CLEVELAND — Well, this much is clear about the Cavaliers: They haven’t arrived.
We already knew that going into their 105-89 loss to the visiting Clippers on Friday night. But this one put a couple of exclamation points and a frowny face at the end.
The Cavs were outsmarted, outhustled, outmanned and out of luck after winning four of their previous five.
Now, nothing wrong with losing to a team like the Clippers. When they’re focused on defense, they’re extremely dangerous. Like, title-worthy dangerous.
When the Cavs beat the Clippers in LA earlier this season, the Clippers were nothing like they are now. They were a deep and talented team that basically refused to do anything but run, gun and have lots of fun.
They figured out that if you want to get somewhere when it really matters, you need to bend your knees, shuffle your feet and stick out your elbows. They did that all game Friday. The Cavs did it for about 12 minutes.

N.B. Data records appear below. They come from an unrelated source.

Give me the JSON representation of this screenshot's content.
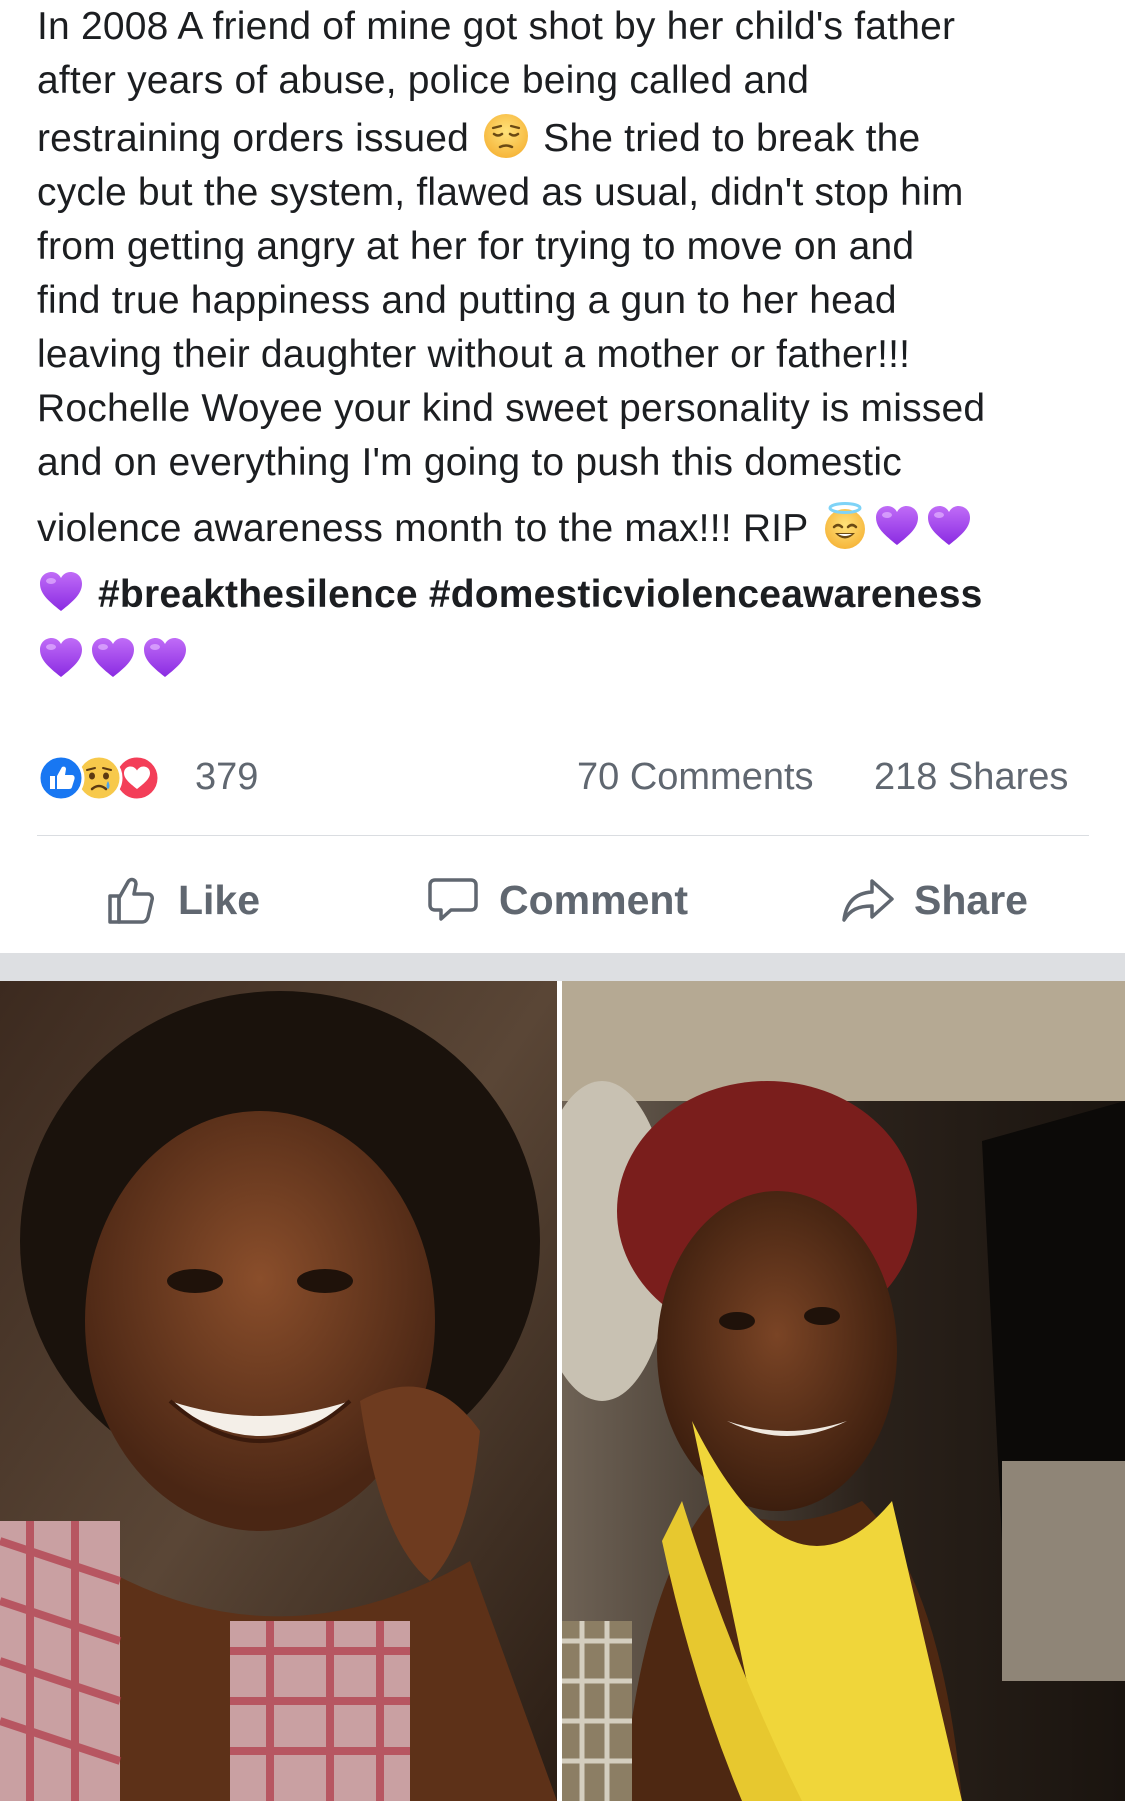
{
  "post": {
    "text_lines": [
      "In 2008 A friend of mine got shot by her child's father",
      "after years of abuse, police being called and",
      "restraining orders issued",
      "She tried to break the",
      "cycle but the system, flawed as usual, didn't stop him",
      "from getting angry at her for trying to move on and",
      "find true happiness and putting a gun to her head",
      "leaving their daughter without a mother or father!!!",
      "Rochelle Woyee your kind sweet personality is missed",
      "and on everything I'm going to push this domestic",
      "violence awareness month to the max!!! RIP"
    ],
    "hashtags": [
      "#breakthesilence",
      "#domesticviolenceawareness"
    ],
    "emojis": {
      "pensive": "pensive-face-emoji",
      "halo": "smiling-face-with-halo-emoji",
      "heart": "purple-heart-emoji"
    }
  },
  "stats": {
    "reaction_count": "379",
    "comments": "70 Comments",
    "shares": "218 Shares",
    "reaction_types": [
      "like-reaction-icon",
      "sad-reaction-icon",
      "love-reaction-icon"
    ]
  },
  "actions": {
    "like": "Like",
    "comment": "Comment",
    "share": "Share"
  },
  "colors": {
    "text": "#1c1e21",
    "secondary_text": "#606770",
    "divider": "#dadde1",
    "separator": "#dddfe2",
    "like_blue": "#1877f2",
    "love_red": "#f33e58",
    "purple_heart": "#9b34e8"
  }
}
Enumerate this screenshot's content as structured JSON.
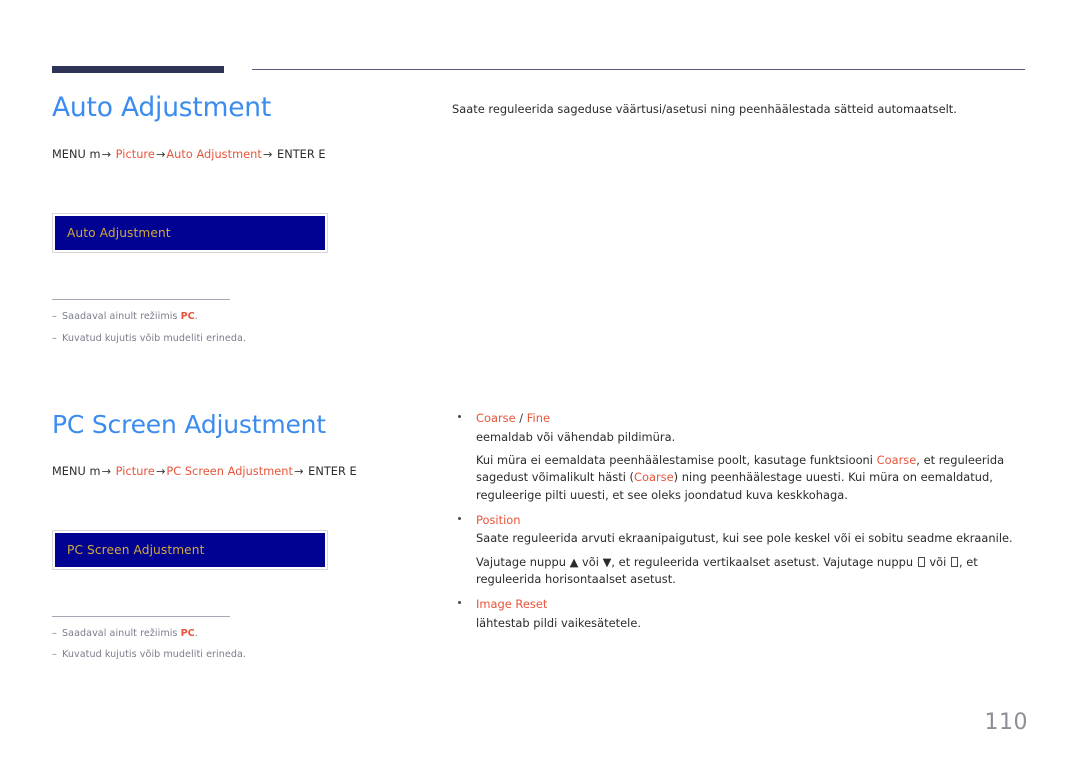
{
  "page": {
    "number": "110",
    "language_note": "Estonian display-manual page"
  },
  "sections": [
    {
      "id": "auto-adjustment",
      "title": "Auto Adjustment",
      "menu_path": {
        "prefix": "MENU m",
        "arrow": "→",
        "step1": "Picture",
        "step2": "Auto Adjustment",
        "suffix": "ENTER E"
      },
      "osd_label": "Auto Adjustment",
      "lead": "Saate reguleerida sageduse väärtusi/asetusi ning peenhäälestada sätteid automaatselt.",
      "notes": [
        {
          "dash": "–",
          "text_before": "Saadaval ainult režiimis ",
          "highlight": "PC",
          "text_after": "."
        },
        {
          "dash": "–",
          "text_before": "Kuvatud kujutis võib mudeliti erineda.",
          "highlight": "",
          "text_after": ""
        }
      ]
    },
    {
      "id": "pc-screen-adjustment",
      "title": "PC Screen Adjustment",
      "menu_path": {
        "prefix": "MENU m",
        "arrow": "→",
        "step1": "Picture",
        "step2": "PC Screen Adjustment",
        "suffix": "ENTER E"
      },
      "osd_label": "PC Screen Adjustment",
      "notes": [
        {
          "dash": "–",
          "text_before": "Saadaval ainult režiimis ",
          "highlight": "PC",
          "text_after": "."
        },
        {
          "dash": "–",
          "text_before": "Kuvatud kujutis võib mudeliti erineda.",
          "highlight": "",
          "text_after": ""
        }
      ]
    }
  ],
  "bullets": [
    {
      "title_part1": "Coarse",
      "title_sep": " / ",
      "title_part2": "Fine",
      "para1": "eemaldab või vähendab pildimüra.",
      "para2_a": "Kui müra ei eemaldata peenhäälestamise poolt, kasutage funktsiooni ",
      "para2_hl1": "Coarse",
      "para2_b": ", et reguleerida sagedust võimalikult hästi (",
      "para2_hl2": "Coarse",
      "para2_c": ") ning peenhäälestage uuesti. Kui müra on eemaldatud, reguleerige pilti uuesti, et see oleks joondatud kuva keskkohaga."
    },
    {
      "title_part1": "Position",
      "title_sep": "",
      "title_part2": "",
      "para1": "Saate reguleerida arvuti ekraanipaigutust, kui see pole keskel või ei sobitu seadme ekraanile.",
      "para2_a": "Vajutage nuppu ▲ või ▼, et reguleerida vertikaalset asetust. Vajutage nuppu ",
      "para2_hl1": "",
      "para2_b": " või ",
      "para2_hl2": "",
      "para2_c": ", et reguleerida horisontaalset asetust."
    },
    {
      "title_part1": "Image Reset",
      "title_sep": "",
      "title_part2": "",
      "para1": "lähtestab pildi vaikesätetele.",
      "para2_a": "",
      "para2_hl1": "",
      "para2_b": "",
      "para2_hl2": "",
      "para2_c": ""
    }
  ],
  "colors": {
    "heading_blue": "#3c8cf0",
    "accent_orange": "#e8543a",
    "osd_background": "#010291",
    "osd_text": "#d2a93c",
    "rule_navy": "#2e3457",
    "note_gray": "#7b7d8c",
    "page_number_gray": "#8e8e96"
  }
}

And that right there is the disappointing part.
Nobody really expected the Cavs to win, especially not when they were missing Kyrie Irving with a sore knee for the third straight game. Eventually, that type of absence catches up with you.
On the bright side, Irving was a game-time decision and should play Monday when New York rolls into town.
On the downside, that dose of positive news did nothing for the players who were actually in uniform.
Dion Waiters gave another decent showing, scoring 17 points on 6-for-11 shooting. This came after being named Eastern Conference Rookie of the Month right about at tipoff.
He played like it early, driving, dunking, dishing, and just generally dominating. Then the Clippers figured him out, did a little adjusting, and Waiters turned into a non-factor.
Can’t blame him, though. He’s not used to being the focal point. Unfortunately, no one else really stepped up to help him. C.J. Miles scored 16 in a solid game off the bench, and Tristan Thompson added 15 and 12 rebounds.
But, at best, everyone was just OK. Without Irving, the Cavs (20-39) needed someone to be exceptional.
Or at the very least, they needed to display the ball movement, hustle and swagger that have been so evident since the All-Star break.
Again, they got none of it.
Making things worse was the fact that Jamal Crawford did his best James Harden impersonation off the bench. Or more accurately, Crawford was doing his best Crawford impersonation.
The guy can fill it up, creating openings for himself via the dribble and firing away. He finished with a game-high 24, and every time the Cavs looked like they might make a little run, Crawford buried them.
For Pete’s sake, the man even banked in a three-pointer from near the top of the key.
Hard to believe he was once drafted by the Cavs (in 2000), then immediately traded for someone named Chris Mihm, who hasn’t played in the NBA since 2009.
Anyway, that’s really nothing more than a little history lesson.
The Clippers (43-18) also have several fellows by the names of Blake Griffin (16 points), Chris Paul (15 assists) and Chauncey Billups (immeasurable leadership). That clan can only help when the subject is success.
The Cavs only have some promise and a recent hot streak on which to hang their hat.
So, yes, the fact they’re inexperienced and just not as talented counts for something in games like these. Feel free to pin the loss on that.
But the manner in which they lost … well, you can’t really ever excuse that.